保健室に着き、「失礼します」と共に部屋に入る。目の前にはイスの上で楽に座っている沙月だけがいた。どうやら保健の先生は出払っているらしい。沙月もこちらに気づいたようで振り向いて軽く微笑む。
「はいこれ沙月の荷物な」と俺は沙月の座るイスの近くに置いた。
「わざわざありがと、せっちゃんとふゆ君は部活でしょ。ほら早く行った行った」
とまるで追い出すように手をしっしっとやる沙月。側にいた刹那が口を開いた。
「沙月、何か悩んでるでしょ」
沙月の手を取りながら刹那は問う。
「ううん、なんでもないって。今日がたまたま疲れてただけだって」
顔を背けて答えながら刹那の手を離そうとしたのだが、刹那は沙月の手を離すことなく核心を突く問いを告げた。
「家族のこと?」
その言葉を言った瞬間沙月の顔から作られた笑みすら消えるのがわかった。何も言わなくなってしまった沙月だが構うことなく続ける。

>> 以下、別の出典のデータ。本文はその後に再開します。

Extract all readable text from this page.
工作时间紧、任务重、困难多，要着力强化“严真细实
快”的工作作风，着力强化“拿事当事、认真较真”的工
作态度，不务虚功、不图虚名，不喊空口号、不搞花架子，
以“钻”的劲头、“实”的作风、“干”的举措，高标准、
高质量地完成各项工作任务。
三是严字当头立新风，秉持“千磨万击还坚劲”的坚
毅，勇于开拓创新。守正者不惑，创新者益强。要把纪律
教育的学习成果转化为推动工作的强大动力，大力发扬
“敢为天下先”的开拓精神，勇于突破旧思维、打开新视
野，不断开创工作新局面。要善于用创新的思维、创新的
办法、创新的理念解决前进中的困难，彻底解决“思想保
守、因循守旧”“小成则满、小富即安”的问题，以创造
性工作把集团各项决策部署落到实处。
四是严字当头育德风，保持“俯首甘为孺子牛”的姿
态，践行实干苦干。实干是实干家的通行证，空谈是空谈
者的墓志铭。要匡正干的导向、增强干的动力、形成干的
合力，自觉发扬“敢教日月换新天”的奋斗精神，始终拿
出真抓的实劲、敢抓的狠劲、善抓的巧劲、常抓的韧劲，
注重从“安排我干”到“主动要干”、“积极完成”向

「昨日、家族の話をしかけたときすごく辛そうな顔をしてた。何を今悩んでるの?私にできることなら沙月の悩みをなんとかしてあげたい」
そう優しい声音で語りかける刹那に沙月がポツリと口を動かす。
「せっちゃんには、わからないよ」
「誰も褒めてくれないから」
「いつも家事とかやっても見向きもされない」
「自分のやったことが素直に誰かに褒めてもらえるせっちゃんには私の気持ちなんてわかんない!」
最初はポツリと呟いた聞き取れない声量だったのが次第に大きくなっていき、それはやがて悲痛な心の叫びとして爆発させた。その爆発は止まることを知らず、爆発し続ける。

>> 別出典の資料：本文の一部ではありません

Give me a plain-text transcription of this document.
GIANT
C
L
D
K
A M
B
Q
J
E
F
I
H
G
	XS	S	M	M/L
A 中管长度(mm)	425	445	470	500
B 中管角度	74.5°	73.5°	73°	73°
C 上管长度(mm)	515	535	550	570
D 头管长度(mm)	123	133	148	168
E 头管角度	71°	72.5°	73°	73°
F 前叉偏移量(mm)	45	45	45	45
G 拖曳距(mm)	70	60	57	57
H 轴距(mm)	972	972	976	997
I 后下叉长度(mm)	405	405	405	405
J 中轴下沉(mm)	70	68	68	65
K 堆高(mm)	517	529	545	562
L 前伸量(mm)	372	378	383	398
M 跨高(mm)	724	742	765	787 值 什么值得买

「私だって!毎日学校に行って!仕事を遅くまでやって帰って来る両親のために色々と家事を始めた!」
「いつも頑張ってくれている両親を励ましたいって思って、家事も練習した!上手くなった!」
しかし、その声は次第に震え、嗚咽が混じり出す。
「っだけど・・・」
「わがままっ・・なのは・わかっ・・・てるけどぉ・・・・私のことをぉ・・見てほしいよぉ・・・・褒めてほしいよぉお・・・うわぁああぁああ」
沙月のほんのした小さな願いを最後に沙月の涙腺は決壊した。
そんな沙月を刹那はそっと抱き締めて頭を撫でた。まるで母親が赤子を慰めるかのように
「寂しかったんだね・・・・褒めてほしかったんだね・・沙月はよく頑張ったよ。その頑張りは私が、皆が見てくれているでしょ」
「だけどぉ」
刹那の言葉に一度沙月の涙が止まる。
「沙月のご両親にはさ・・・わがまま言ってみようよ。もっと私のことを見てほしいって。私も一緒に沙月が頑張っていることを教えてあげるからさ・・・ね?」
そして次には刹那の服を掴みながらまた泣いていた。だけどその泣いている様子は寂しさから来るものではなくどこか心が満たされたかのような温かさから由来する涙だった。
沙月はいつも明るく元気に振る舞ってきた。そんな沙月に元気づけられたクラスメイトも多いだろう。しかし沙月自信を励ましてくれる人はいたのだろうか。名前にあるように月が光り輝くためには太陽の光を受けて反射しなければならないように、沙月も一人でずっと笑顔を振りまけ続けられるわけではない、自分のことを見てほしい、励ましてほしかった普通の女の子だったのだ。
俺はそんなことを思いながら、刹那が沙月が泣き止むまで慰める様子を見ていた。そしてこっそりと自分の能力を発動し今日の作業で怪我していた指の治療をしておくことにした。相変わらず、死ぬほど痛い。